In ogni caso, sarebbe un errore leggere questa raccolta come un semplice documento o tutt’al più una testimonianza particolarmente significativa. È tra le tante cose soprattutto un’opera dal valore letterario, se è vero che la prima edizione, quella del 1947 (con 218 lettere edite), vinse nello stesso anno il Premio Viareggio. E infatti la scrittura letteraria, insieme alla speculazione filosofica, costituiva una difesa attiva contro la censura, così anche contro la solitudine della situazione carceraria. C’è in particolare una lettera molto nota che vorrei qui richiamare e che è esemplificativa della densità letteraria di questi testi. La lettera, scritta il 6 marzo 1933 e indirizzata, come spesso accadeva, a Tatiana, prende spunto dal quadro di Theodore Géricault, La Zattera della medusa, composto tra il 1818 e il 1819 e ora al Louvre. Nella lettera, Gramsci non si limita a raffigurare l’evento del quadro, il naufragio di alcuni uomini che sono così costretti dalla necessità a cibarsi di carne umana per sopravvivere, ma dinamizza l’ecfrasi integrandola con i pensieri dei futuri naufraghi quando non avrebbero ancora potuto immaginare che cosa sarebbe presto accaduto. Nessuno di questi poveri uomini, scrive Gramsci, «pensava di diventare… naufrago e quindi tanto meno pensava di essere condotto a commettere gli atti che dei naufraghi, in certe condizioni, possono commettere, per esempio, l’atto di diventare… antropofaghi».

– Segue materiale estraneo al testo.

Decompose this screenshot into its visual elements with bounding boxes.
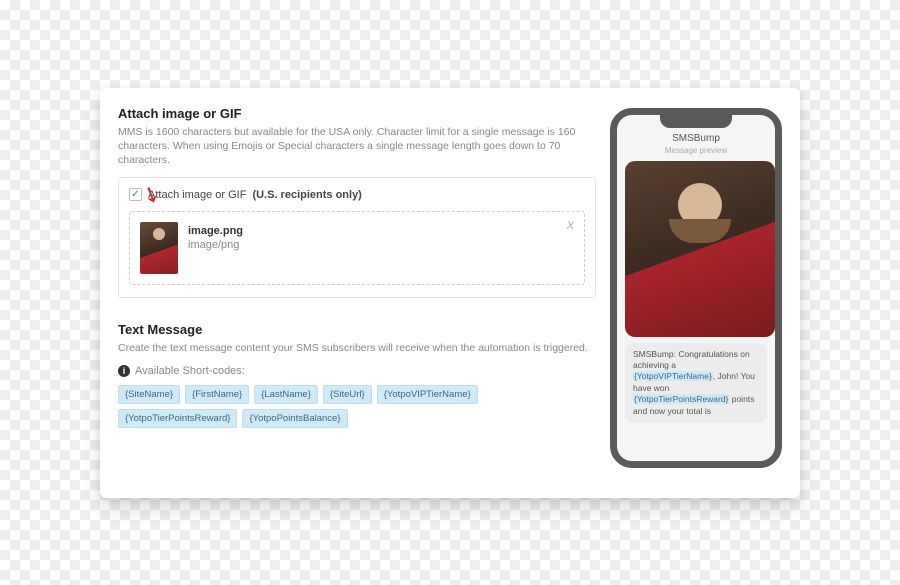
file-dropzone[interactable]: image.png image/png X <box>129 211 585 285</box>
file-mime: image/png <box>188 238 243 252</box>
settings-card: ➘ Attach image or GIF MMS is 1600 charac… <box>100 88 800 498</box>
attach-panel: ✓ Attach image or GIF (U.S. recipients o… <box>118 177 596 298</box>
phone-screen: SMSBump Message preview SMSBump: Congrat… <box>617 115 775 424</box>
shortcode-chip[interactable]: {SiteName} <box>118 385 180 404</box>
info-icon: i <box>118 365 130 377</box>
shortcode-chip[interactable]: {YotpoVIPTierName} <box>377 385 478 404</box>
file-meta: image.png image/png <box>188 222 243 274</box>
phone-notch <box>660 114 732 128</box>
preview-image <box>625 161 775 337</box>
shortcode-chips: {SiteName} {FirstName} {LastName} {SiteU… <box>118 385 596 428</box>
text-message-description: Create the text message content your SMS… <box>118 341 596 355</box>
preview-subtitle: Message preview <box>625 146 767 155</box>
text-message-section: Text Message Create the text message con… <box>118 318 596 428</box>
left-column: Attach image or GIF MMS is 1600 characte… <box>118 106 596 498</box>
shortcode-chip[interactable]: {SiteUrl} <box>323 385 372 404</box>
available-shortcodes-row: i Available Short-codes: <box>118 365 596 377</box>
file-thumbnail <box>140 222 178 274</box>
phone-preview: SMSBump Message preview SMSBump: Congrat… <box>610 108 782 468</box>
shortcode-chip[interactable]: {LastName} <box>254 385 318 404</box>
attach-checkbox-row[interactable]: ✓ Attach image or GIF (U.S. recipients o… <box>129 188 585 201</box>
text-message-heading: Text Message <box>118 322 596 337</box>
shortcode-chip[interactable]: {FirstName} <box>185 385 249 404</box>
attach-description: MMS is 1600 characters but available for… <box>118 125 596 168</box>
shortcode-chip[interactable]: {YotpoTierPointsReward} <box>118 409 237 428</box>
attach-heading: Attach image or GIF <box>118 106 596 121</box>
bubble-shortcode: {YotpoTierPointsReward} <box>633 394 729 404</box>
bubble-text: SMSBump: Congratulations on achieving a <box>633 349 750 370</box>
available-shortcodes-label: Available Short-codes: <box>135 365 245 377</box>
bubble-shortcode: {YotpoVIPTierName} <box>633 371 713 381</box>
file-remove-button[interactable]: X <box>567 220 574 232</box>
attach-checkbox-suffix: (U.S. recipients only) <box>252 189 361 201</box>
preview-app-title: SMSBump <box>625 133 767 144</box>
file-name: image.png <box>188 224 243 238</box>
shortcode-chip[interactable]: {YotpoPointsBalance} <box>242 409 347 428</box>
preview-message-bubble: SMSBump: Congratulations on achieving a … <box>625 343 767 424</box>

Eppure, la mancanza di viveri suggerisce ai naufraghi l’impensabile, e quella che era una ipotesi teorica e remota si presenta ora con tutta la sua violenza e immediatezza. Il tragico apologo (richiamato anche nel Quaderno 15, sotto il titolo Note autobiografiche) ricorda non solo il presente della vita di Gramsci, ma il presente fascista dell’Italia, la sua trasformazione molecolare: «il più grave è che in questi casi la personalità si sdoppia: una parte osserva il processo, l’altra parte lo subisce, ma la parte osservatrice […] sente la precarietà della propria posizione, cioè prevede che giungerà un punto in cui a sua funzione sparirà, cioè non ci sarà più autocontrollo, ma l’intera personalità sarà inghiottita da un nuovo ‘individuo’ con impulsi, iniziative, modi di pensare diversi da quelli precedenti».

Parlava di sé per parlare di tutti. Queste lettere vanno ancora oggi decriptate, rilette alla luce dell’impossibilità di dire impunemente la verità, e in questo risiede il loro gradiente letterario e affabulatorio, così affascinante e così disperato per il loro autore morto giovanissimo, il 27 aprile del 1937.